Dr. Edwards, the Sarah H. Sell and Cornelius Vanderbilt Professor of Pediatrics at Vanderbilt University School of Medicine, has led many of the pivotal clinical trials of vaccines licensed in the past several decades and has played a major role in their implementation. She graduated from the University of Iowa Carver College of Medicine and completed her pediatric residency and infectious disease fellowship at Northwestern University and her postdoctoral training in immunology at Rush Medical College in Chicago. She joined the Vanderbilt Vaccine Program in 1980 and directed it for many years. She has served on multiple CDC, NIH, FDA, WHO, and Infectious Diseases Society of America (IDSA) committees. In 2006, she received the IDSA Walter E. Stamm Mentor Award for her exceptional mentoring and in 2014 was presented with the Maureen Andrew Mentoring Award from the Society for Pediatric Research. She was elected to the Institute of Medicine of the National Academy of Sciences (2008), was awarded the Maxwell Finland award for Scientific Achievement (2018), and in 2019 received the Frank H. Morriss, Jr. Leadership Award in Pediatrics. 

Jon Cohen

Jon Cohen covers infectious diseases, vaccines, CRISPR and other biomedical topics from San Diego, California.
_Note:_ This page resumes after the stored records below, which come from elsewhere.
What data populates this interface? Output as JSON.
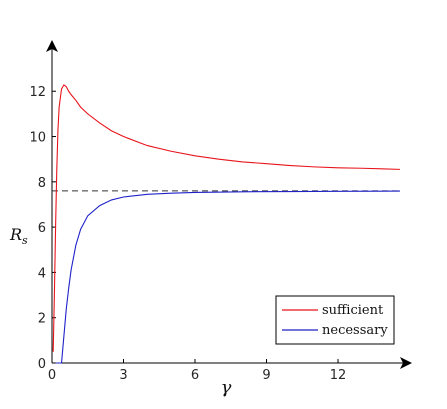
{
  "chart_data": {
    "type": "line",
    "xlabel": "γ",
    "ylabel_main": "R",
    "ylabel_sub": "s",
    "xlim": [
      0,
      14.6
    ],
    "ylim": [
      0,
      13.6
    ],
    "x_ticks": [
      0,
      3,
      6,
      9,
      12
    ],
    "y_ticks": [
      0,
      2,
      4,
      6,
      8,
      10,
      12
    ],
    "grid": false,
    "legend_position": "bottom-right",
    "reference_line": {
      "y": 7.6,
      "style": "dashed",
      "color": "#333333"
    },
    "series": [
      {
        "name": "sufficient",
        "color": "#e8141c",
        "x": [
          0.05,
          0.1,
          0.15,
          0.2,
          0.25,
          0.3,
          0.4,
          0.5,
          0.6,
          0.7,
          0.8,
          1.0,
          1.2,
          1.5,
          2.0,
          2.5,
          3.0,
          4.0,
          5.0,
          6.0,
          7.0,
          8.0,
          9.0,
          10.0,
          11.0,
          12.0,
          13.0,
          14.6
        ],
        "y": [
          0.5,
          3.0,
          6.0,
          8.5,
          10.3,
          11.3,
          12.1,
          12.28,
          12.2,
          12.0,
          11.85,
          11.6,
          11.3,
          11.0,
          10.6,
          10.25,
          10.0,
          9.6,
          9.35,
          9.15,
          9.0,
          8.88,
          8.8,
          8.72,
          8.66,
          8.62,
          8.6,
          8.55
        ]
      },
      {
        "name": "necessary",
        "color": "#1e22c8",
        "x": [
          0.4,
          0.5,
          0.6,
          0.7,
          0.8,
          1.0,
          1.2,
          1.5,
          2.0,
          2.5,
          3.0,
          4.0,
          5.0,
          6.0,
          8.0,
          10.0,
          12.0,
          14.6
        ],
        "y": [
          0.0,
          1.2,
          2.4,
          3.3,
          4.1,
          5.2,
          5.9,
          6.5,
          6.95,
          7.2,
          7.33,
          7.45,
          7.5,
          7.53,
          7.56,
          7.57,
          7.58,
          7.59
        ]
      }
    ]
  },
  "colors": {
    "axis": "#000000",
    "dashed": "#333333"
  }
}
Mr. Cohen earned his B.A. in science writing from the University of California, San Diego. He is a senior staff writer with Science and has published widely in other magazines and newspapers—including The New Yorker, The Atlantic, The New York Times Magazine, Smithsonian, Technology Review, Outside, Slate, Wired, and Surfer—as well as publishing four nonfiction books on scientific topics. He specializes in covering biomedicine with a focus on HIV/AIDS, other infectious diseases, immunology, vaccines, and global health, and has reported extensively on genetics, primate research, evolution, bioterrorism, research funding, ethics, reproductive biology, credit battles, and the media itself. He has appeared on several national TV and radio programs, including the PBS NewsHour, Today, Larry King Now, and NPR’s Fresh Air, Marketplace, and All Things Considered. Mr. Cohen has received frequent recognition for his contributions to science journalism, and his articles have twice been selected for The Best American Science and Nature Writing anthology (2008 and 2011). His books and stories have won awards from the National Association of Science Writers, the Council for the Advancement of Science Writing, the American Society for Microbiology, the American Society of Tropical Medicine and Hygiene, the Global Health Council, the Pan American Health Organization, the National Academy of Sciences, the Treatment Action Group, and the Gaia Vaccine Foundation (photo: Malcolm Linton).

Sean Sanders, Ph.D.

Washington, DC

Dr. Sanders did his undergraduate training at the University of Cape Town, South Africa, and his Ph.D. at the University of Cambridge, UK, supported by the Wellcome Trust. Following postdoctoral training at the National Institutes of Health and Georgetown University, Dr. Sanders joined TranXenoGen, a startup biotechnology company in Massachusetts working on avian transgenics. Pursuing his parallel passion for writing and editing, Dr. Sanders joined BioTechniques as an editor, before joining Science/AAAS in 2006. Currently, Dr. Sanders is the Director and Senior Editor for Custom Publishing for the journal Science and Program Director for Outreach.